Natürlich weiß auch der treue Anhang, dass ein etwas wichtigerer Termin auf dem Programm steht: das Viertelfinal-Hinspiel in der Champions League gegen Portugals Meister Benfica Lissabon am Dienstag (20.45 Uhr/Sky). Erstaunlicherweise gab dies sogar der Trainer zu. Pep Guardiola räumte ein, dass es schwer sei, in der Liga zu spielen und gleichzeitig „an die Zukunft zu denken“. Entsprechend war das Bayern-Spiel gegen die Hessen – nach druckvollen 25 Minuten zum Anfang – ausgefallen: enorm dröge. Die Langeweile wurde verstärkt, weil die hinten gut organisierten Gäste nicht imstande waren, energisch anzugreifen. Völlig einleuchtend, was Frankfurts Verteidiger Bastian Oczipka sagte: „Wenn man in der Defensive so viel läuft, dann fehlt nach vorne die Kraft.“
„So ein Tor habe ich noch nie in meiner Karriere geschossen“
In Minute 20 half all die einträchtige Lauferei nicht. Das Tor war eine CoProduktion zweier Akteure, die in dieser Saison bis dato mehr beim Arzt als auf dem Platz waren: Mario Götze, von Guardiola nach dem kurzfristigen Ausfall des minimal angeschlagenen Kingsley Coman in die Startelf befördert, und eben Ribéry. Götze hatte nach einer feinen Einzelleistung von der Strafraumgrenze abgezogen. Keeper Lukas Hradecky ließ den Ball abprallen. Ribéry stand am richtigen Ort: Volley nahm er den Ball und beförderte ihn per Seitfallzieher aus elf Metern ins Netz. Ein Treffer zum Zungeschnalzen.
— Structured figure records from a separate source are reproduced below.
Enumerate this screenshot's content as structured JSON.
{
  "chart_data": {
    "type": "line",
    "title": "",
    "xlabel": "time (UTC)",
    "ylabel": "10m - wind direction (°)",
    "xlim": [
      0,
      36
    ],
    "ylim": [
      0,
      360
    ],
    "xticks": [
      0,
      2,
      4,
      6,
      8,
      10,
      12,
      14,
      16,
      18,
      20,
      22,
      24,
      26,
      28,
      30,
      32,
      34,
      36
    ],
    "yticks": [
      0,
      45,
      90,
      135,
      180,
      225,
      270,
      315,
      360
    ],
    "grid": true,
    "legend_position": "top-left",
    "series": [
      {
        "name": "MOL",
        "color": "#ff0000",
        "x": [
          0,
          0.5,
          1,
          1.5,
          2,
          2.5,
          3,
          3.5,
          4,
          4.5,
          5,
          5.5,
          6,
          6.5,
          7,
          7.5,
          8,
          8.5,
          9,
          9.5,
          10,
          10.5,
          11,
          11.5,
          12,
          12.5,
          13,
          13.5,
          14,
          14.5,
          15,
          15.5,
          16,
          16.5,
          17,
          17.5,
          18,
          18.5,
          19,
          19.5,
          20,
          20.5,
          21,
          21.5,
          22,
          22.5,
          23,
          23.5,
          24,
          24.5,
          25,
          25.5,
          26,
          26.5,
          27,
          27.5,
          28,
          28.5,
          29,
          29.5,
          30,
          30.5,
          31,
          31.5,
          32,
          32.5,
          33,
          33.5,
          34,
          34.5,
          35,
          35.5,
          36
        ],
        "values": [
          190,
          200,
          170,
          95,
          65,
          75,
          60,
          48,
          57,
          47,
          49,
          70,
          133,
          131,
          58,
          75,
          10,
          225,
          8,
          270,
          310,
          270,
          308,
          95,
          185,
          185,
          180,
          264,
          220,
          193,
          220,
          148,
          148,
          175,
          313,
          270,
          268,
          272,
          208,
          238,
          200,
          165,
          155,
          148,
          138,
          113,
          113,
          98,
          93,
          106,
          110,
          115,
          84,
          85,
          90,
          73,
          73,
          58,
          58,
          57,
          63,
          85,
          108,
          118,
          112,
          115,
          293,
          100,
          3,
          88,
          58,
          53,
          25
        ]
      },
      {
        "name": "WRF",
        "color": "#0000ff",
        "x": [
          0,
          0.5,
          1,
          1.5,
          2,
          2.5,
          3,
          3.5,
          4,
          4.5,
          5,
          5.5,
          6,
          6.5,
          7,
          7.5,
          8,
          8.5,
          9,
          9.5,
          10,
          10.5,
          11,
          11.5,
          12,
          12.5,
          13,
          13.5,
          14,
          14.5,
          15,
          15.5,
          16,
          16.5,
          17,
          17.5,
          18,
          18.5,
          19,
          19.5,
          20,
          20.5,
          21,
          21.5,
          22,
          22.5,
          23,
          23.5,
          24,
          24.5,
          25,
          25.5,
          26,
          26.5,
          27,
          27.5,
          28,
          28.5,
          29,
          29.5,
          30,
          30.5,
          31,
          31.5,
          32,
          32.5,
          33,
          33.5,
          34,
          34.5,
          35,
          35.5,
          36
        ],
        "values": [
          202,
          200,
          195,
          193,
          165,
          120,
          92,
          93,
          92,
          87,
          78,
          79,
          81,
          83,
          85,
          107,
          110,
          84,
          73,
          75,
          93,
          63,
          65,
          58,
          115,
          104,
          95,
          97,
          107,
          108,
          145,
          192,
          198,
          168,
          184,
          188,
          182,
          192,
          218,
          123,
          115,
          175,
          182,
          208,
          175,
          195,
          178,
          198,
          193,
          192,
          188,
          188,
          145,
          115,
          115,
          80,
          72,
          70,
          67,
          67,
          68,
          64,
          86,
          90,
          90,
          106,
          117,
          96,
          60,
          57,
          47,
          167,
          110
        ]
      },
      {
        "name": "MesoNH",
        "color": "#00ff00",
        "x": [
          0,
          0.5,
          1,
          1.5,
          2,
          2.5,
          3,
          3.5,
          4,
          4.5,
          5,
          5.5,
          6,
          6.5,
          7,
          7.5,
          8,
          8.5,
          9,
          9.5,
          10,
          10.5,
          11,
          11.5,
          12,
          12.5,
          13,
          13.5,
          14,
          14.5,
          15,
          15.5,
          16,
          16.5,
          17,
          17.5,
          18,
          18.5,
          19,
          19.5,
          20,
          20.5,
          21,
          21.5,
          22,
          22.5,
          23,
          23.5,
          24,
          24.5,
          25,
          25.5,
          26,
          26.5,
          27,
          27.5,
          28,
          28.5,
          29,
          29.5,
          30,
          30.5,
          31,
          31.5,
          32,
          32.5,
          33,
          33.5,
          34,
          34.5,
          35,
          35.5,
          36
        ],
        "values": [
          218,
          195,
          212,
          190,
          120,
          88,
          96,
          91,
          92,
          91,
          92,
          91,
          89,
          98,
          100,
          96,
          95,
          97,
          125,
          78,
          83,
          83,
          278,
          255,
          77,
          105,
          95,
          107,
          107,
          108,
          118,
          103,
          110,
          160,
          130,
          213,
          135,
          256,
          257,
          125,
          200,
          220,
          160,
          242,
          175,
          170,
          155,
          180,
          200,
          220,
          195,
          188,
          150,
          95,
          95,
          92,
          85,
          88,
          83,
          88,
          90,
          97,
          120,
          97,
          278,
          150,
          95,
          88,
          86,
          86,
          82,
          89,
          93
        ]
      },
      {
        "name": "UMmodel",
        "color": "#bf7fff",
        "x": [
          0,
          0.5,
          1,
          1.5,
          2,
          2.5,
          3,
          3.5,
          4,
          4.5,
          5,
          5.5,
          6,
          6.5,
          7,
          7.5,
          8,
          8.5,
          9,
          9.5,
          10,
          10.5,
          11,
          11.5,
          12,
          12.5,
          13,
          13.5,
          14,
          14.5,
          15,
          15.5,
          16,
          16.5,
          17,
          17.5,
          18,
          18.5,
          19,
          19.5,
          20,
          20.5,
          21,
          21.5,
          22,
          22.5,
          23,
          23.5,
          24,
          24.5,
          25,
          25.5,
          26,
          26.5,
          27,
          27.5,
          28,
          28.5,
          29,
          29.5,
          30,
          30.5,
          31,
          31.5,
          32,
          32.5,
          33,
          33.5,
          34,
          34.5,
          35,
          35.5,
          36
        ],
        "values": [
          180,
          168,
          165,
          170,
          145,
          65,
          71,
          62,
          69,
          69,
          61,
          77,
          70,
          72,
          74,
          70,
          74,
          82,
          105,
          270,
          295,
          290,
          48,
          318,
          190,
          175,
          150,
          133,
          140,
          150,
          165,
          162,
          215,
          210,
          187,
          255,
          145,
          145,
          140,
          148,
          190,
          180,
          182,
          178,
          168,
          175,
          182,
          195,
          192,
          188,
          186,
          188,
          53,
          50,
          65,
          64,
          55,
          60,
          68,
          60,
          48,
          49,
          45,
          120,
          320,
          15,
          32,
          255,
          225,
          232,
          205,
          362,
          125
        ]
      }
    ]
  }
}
Guardiola freute sich an der Seitenlinie ein Loch in den nicht vorhandenen Bauch und stellte hinterher fest: „Ein Wahnsinnstor von Franck.“
Monsieur Wahnsinn selbst gefiel das Tor, sein 70. im 201. BundesligaSpiel, ebenfalls ausnehmend gut. Hinterher hielt der Franzose in den Katakomben des Stadions Hof – in den Knien locker federnd, ein Dauerlächeln im Gesicht, per Handy gefilmt von seinem kleinen Bruder Steeven. „Es war ein spezielles Tor für mich und meine Fans“, sagte er. „So ein Tor schießt du nicht alle Tage, so ein Tor habe ich sogar noch nie in meiner Karriere geschossen. Das war echt super.“Hart habe er für seine Rückkehr gearbeitet, „jeden Tag, zweimal täglich, auch privat“. Bei wie viel Prozent er ist? „90, 95 oder 100 – kann ich nicht sagen, aber ich fühle mich von Spiel zu Spiel besser, ich bin im Rhythmus.“Er wäre auch in der Stimmung, seinen 2017 auslaufenden Vertrag vorzeitig zu verlängern. „Ich muss mal mit denen reden“, sagte der 32-Jährige lachend. Sein Alter spiele keine Rolle. „So lange ich laufen kann, werde ich laufen.“Und abschließend, nach dem dritten Zwischenstopp bei den Reportern, meinte er noch: „Ich liebe es, hier in der Arena zu kämpfen und vor meinem Publikum zu spielen.“
Kurz darauf wurde auch Mario Götze in die Mixed Zone beordert. Auf dem Rücken trug er bereits einen mit all seinen Habseligkeiten gepackten schwarzen Lederrucksack, in der Hand eine Papiertüte mit Ess- barem. Jeder sah sofort, dass der junge Mann trotz seiner ansprechenden Leistung – er hatte 11,2 Kilometer absolviert und mehrere feine Bälle gespielt – lieber nichts sagen wollte. Exakt dies tat er dann auch mit vielen Worten. „Es war wichtig für mich, dass ich mal wieder von Beginn an spielen durfte“, sagte er etwa. Und am Ende, dass er „auf einem guten Weg“sei – natürlich nicht nach Dortmund, Turin oder London, sondern nur in puncto Fitness. Gegen Lissabon müsse der FC Bayern natürlich besser, konzentrierter spielen. Ob er selbst morgen wieder mit von der Partie ist? Kingsley Coman hat seine Muskelproblemchen überstanden.